IBM plans to release the final version of DB2 Viper 2, a major upgrade to its DB2 9 database software, before the end of this year, a company spokesman said this week.
DB2 Viper 2 went into open beta last week, and is the first major refresh of IBM's DB2 9 database since its release in July last year. The beta program is open to DB2 customers willing to test the software and provide feedback to IBM to help it hone the product, said Bernie Spang, director of IBM data servers.
IBM highlighted some of the new features in Viper 2 in a posting about the beta release last week. Among the features are new workload management tools that should give better query performance from data warehouses, and better handling of XML data within the database, IBM said.

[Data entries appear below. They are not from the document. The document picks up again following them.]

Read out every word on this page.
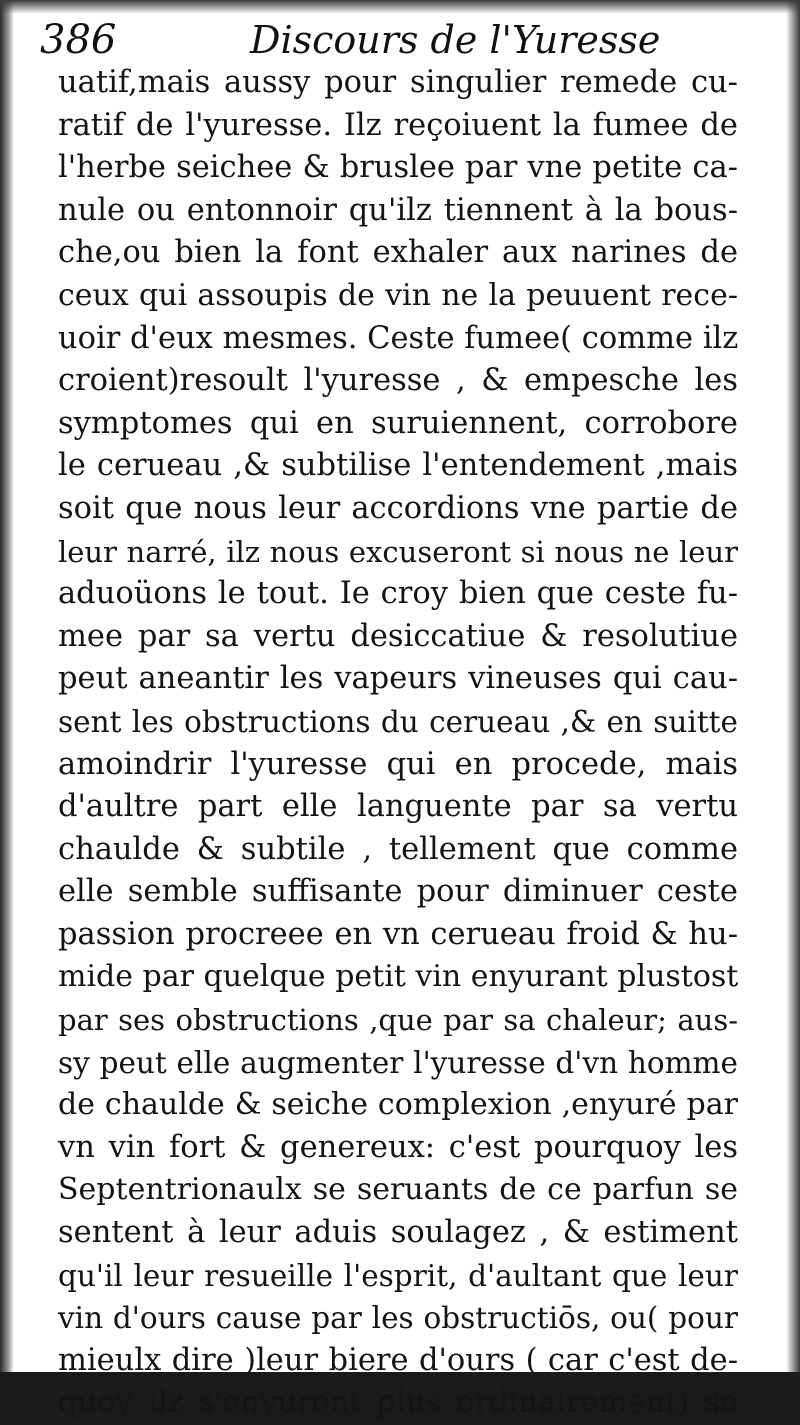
386	Discours de l'Yuresse
uatif,mais aussy pour singulier remede cu-
ratif de l'yuresse. Ilz reçoiuent la fumee de
l'herbe seichee & bruslee par vne petite ca-
nule ou entonnoir qu'ilz tiennent à la bous-
che,ou bien la font exhaler aux narines de
ceux qui assoupis de vin ne la peuuent rece-
uoir d'eux mesmes. Ceste fumee( comme ilz
croient)resoult l'yuresse , & empesche les
symptomes qui en suruiennent, corrobore
le cerueau ,& subtilise l'entendement ,mais
soit que nous leur accordions vne partie de
leur narré, ilz nous excuseront si nous ne leur
aduoüons le tout. Ie croy bien que ceste fu-
mee par sa vertu desiccatiue & resolutiue
peut aneantir les vapeurs vineuses qui cau-
sent les obstructions du cerueau ,& en suitte
amoindrir l'yuresse qui en procede, mais
d'aultre part elle languente par sa vertu
chaulde & subtile , tellement que comme
elle semble suffisante pour diminuer ceste
passion procreee en vn cerueau froid & hu-
mide par quelque petit vin enyurant plustost
par ses obstructions ,que par sa chaleur; aus-
sy peut elle augmenter l'yuresse d'vn homme
de chaulde & seiche complexion ,enyuré par
vn vin fort & genereux: c'est pourquoy les
Septentrionaulx se seruants de ce parfun se
sentent à leur aduis soulagez , & estiment
qu'il leur resueille l'esprit, d'aultant que leur
vin d'ours cause par les obstructiōs, ou( pour
mieulx dire )leur biere d'ours ( car c'est de-
quoy ilz s'enyurent plus ordinairement) se
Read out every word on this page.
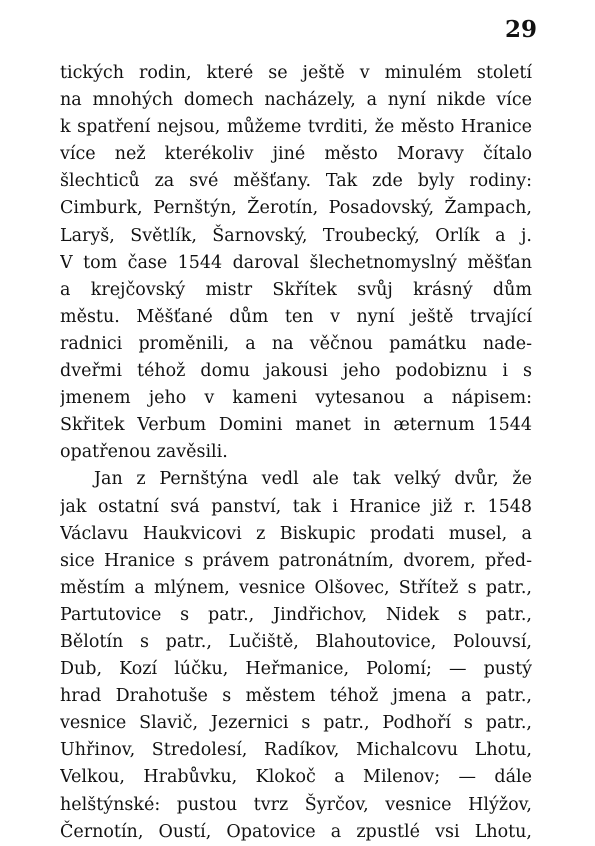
29
tických rodin, které se ještě v minulém století
na mnohých domech nacházely, a nyní nikde více
k spatření nejsou, můžeme tvrditi, že město Hranice
více než kterékoliv jiné město Moravy čítalo
šlechticů za své měšťany. Tak zde byly rodiny:
Cimburk, Pernštýn, Žerotín, Posadovský, Žampach,
Laryš, Světlík, Šarnovský, Troubecký, Orlík a j.
V tom čase 1544 daroval šlechetnomyslný měšťan
a krejčovský mistr Skřítek svůj krásný dům
městu. Měšťané dům ten v nyní ještě trvající
radnici proměnili, a na věčnou památku nade-
dveřmi téhož domu jakousi jeho podobiznu i s
jmenem jeho v kameni vytesanou a nápisem:
Skřitek Verbum Domini manet in æternum 1544
opatřenou zavěsili.
Jan z Pernštýna vedl ale tak velký dvůr, že
jak ostatní svá panství, tak i Hranice již r. 1548
Václavu Haukvicovi z Biskupic prodati musel, a
sice Hranice s právem patronátním, dvorem, před-
městím a mlýnem, vesnice Olšovec, Střítež s patr.,
Partutovice s patr., Jindřichov, Nidek s patr.,
Bělotín s patr., Lučiště, Blahoutovice, Polouvsí,
Dub, Kozí lúčku, Heřmanice, Polomí; — pustý
hrad Drahotuše s městem téhož jmena a patr.,
vesnice Slavič, Jezernici s patr., Podhoří s patr.,
Uhřinov, Stredolesí, Radíkov, Michalcovu Lhotu,
Velkou, Hrabůvku, Klokoč a Milenov; — dále
helštýnské: pustou tvrz Šyrčov, vesnice Hlýžov,
Černotín, Oustí, Opatovice a zpustlé vsi Lhotu,
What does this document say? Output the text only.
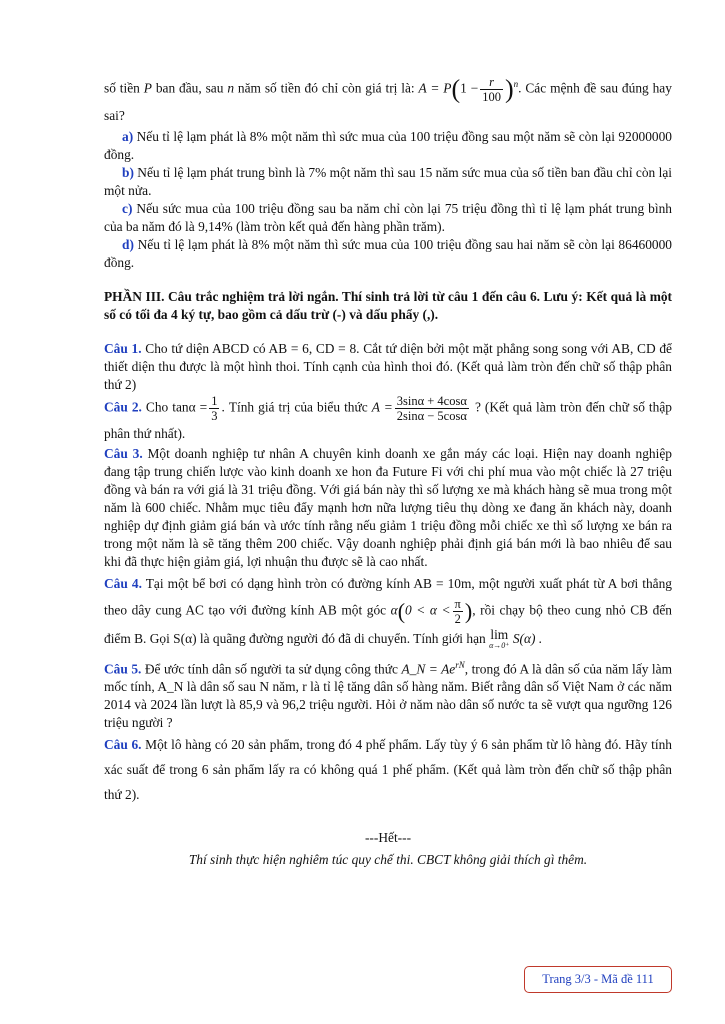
số tiền P ban đầu, sau n năm số tiền đó chỉ còn giá trị là: $A = P(1 - \frac{r}{100} )^n$. Các mệnh đề sau đúng hay sai?

a) Nếu tỉ lệ lạm phát là 8% một năm thì sức mua của 100 triệu đồng sau một năm sẽ còn lại 92000000 đồng.

b) Nếu tỉ lệ lạm phát trung bình là 7% một năm thì sau 15 năm sức mua của số tiền ban đầu chỉ còn lại một nửa.

c) Nếu sức mua của 100 triệu đồng sau ba năm chỉ còn lại 75 triệu đồng thì tỉ lệ lạm phát trung bình của ba năm đó là 9,14% (làm tròn kết quả đến hàng phần trăm).

d) Nếu tỉ lệ lạm phát là 8% một năm thì sức mua của 100 triệu đồng sau hai năm sẽ còn lại 86460000 đồng.

PHẦN III. Câu trắc nghiệm trả lời ngắn. Thí sinh trả lời từ câu 1 đến câu 6. Lưu ý: Kết quả là một số có tối đa 4 ký tự, bao gồm cả dấu trừ (-) và dấu phẩy (,).

Câu 1. Cho tứ diện ABCD có AB = 6, CD = 8. Cắt tứ diện bởi một mặt phẳng song song với AB, CD để thiết diện thu được là một hình thoi. Tính cạnh của hình thoi đó. (Kết quả làm tròn đến chữ số thập phân thứ 2)

Câu 2. Cho $\tan\alpha = \frac{1}{3}$ . Tính giá trị của biểu thức $A = \frac{3\sin\alpha + 4\cos\alpha}{2\sin\alpha - 5\cos\alpha}$ ? (Kết quả làm tròn đến chữ số thập phân thứ nhất).

Câu 3. Một doanh nghiệp tư nhân A chuyên kinh doanh xe gắn máy các loại. Hiện nay doanh nghiệp đang tập trung chiến lược vào kinh doanh xe hon đa Future Fi với chi phí mua vào một chiếc là 27 triệu đồng và bán ra với giá là 31 triệu đồng. Với giá bán này thì số lượng xe mà khách hàng sẽ mua trong một năm là 600 chiếc. Nhằm mục tiêu đẩy mạnh hơn nữa lượng tiêu thụ dòng xe đang ăn khách này, doanh nghiệp dự định giảm giá bán và ước tính rằng nếu giảm 1 triệu đồng mỗi chiếc xe thì số lượng xe bán ra trong một năm là sẽ tăng thêm 200 chiếc. Vậy doanh nghiệp phải định giá bán mới là bao nhiêu để sau khi đã thực hiện giảm giá, lợi nhuận thu được sẽ là cao nhất.

Câu 4. Tại một bể bơi có dạng hình tròn có đường kính AB = 10m, một người xuất phát từ A bơi thẳng theo dây cung AC tạo với đường kính AB một góc $\alpha(0 < \alpha < \frac{\pi}{2}$ ), rồi chạy bộ theo cung nhỏ CB đến điểm B. Gọi S(α) là quãng đường người đó đã di chuyển. Tính giới hạn lim
α→0⁺ S(α) .

Câu 5. Để ước tính dân số người ta sử dụng công thức A_N = $Ae^{rN}$, trong đó A là dân số của năm lấy làm mốc tính, A_N là dân số sau N năm, r là tỉ lệ tăng dân số hàng năm. Biết rằng dân số Việt Nam ở các năm 2014 và 2024 lần lượt là 85,9 và 96,2 triệu người. Hỏi ở năm nào dân số nước ta sẽ vượt qua ngưỡng 126 triệu người ?

Câu 6. Một lô hàng có 20 sản phẩm, trong đó 4 phế phẩm. Lấy tùy ý 6 sản phẩm từ lô hàng đó. Hãy tính xác suất để trong 6 sản phẩm lấy ra có không quá 1 phế phẩm. (Kết quả làm tròn đến chữ số thập phân thứ 2).

---Hết---

Thí sinh thực hiện nghiêm túc quy chế thi. CBCT không giải thích gì thêm.

Trang 3/3 - Mã đề 111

The update will also make it easier to manage new security features introduced with the first version of DB2 9, Spang said. The first version introduced label-based access control, which allows customers to set access privileges for individual columns of data depending on what role people have in a company.
DB2 Viper 2 will make it simpler to manage and administer those role-based privileges, Spang said. He wouldn't go into detail but said the improvements "do things in software that save the administrator from having to deal with it."
IBM will be looking for Viper 2 to strengthen its position against database rivals Oracle and Microsoft, both of which grew their 2006 database revenue more quickly than IBM, according to recent figures from analyst Gartner.
Oracle grew its database business by 14.9 percent last year to give it 47.1-percent of the market, Gartner said. Microsoft grew its business by 28 percent for a 17.4 percent share, while IBM grew by 8.8 percent to give it 21.1-percent of the market, Gartner said.
The overall market in 2006 was worth $15.2bn (£7.1bn), up 14.2 percent from 2005, Gartner said. The research company counts revenue from new licenses, updates, subscriptions and hosting, technical support and maintenance. It does not include professional services or hardware revenue.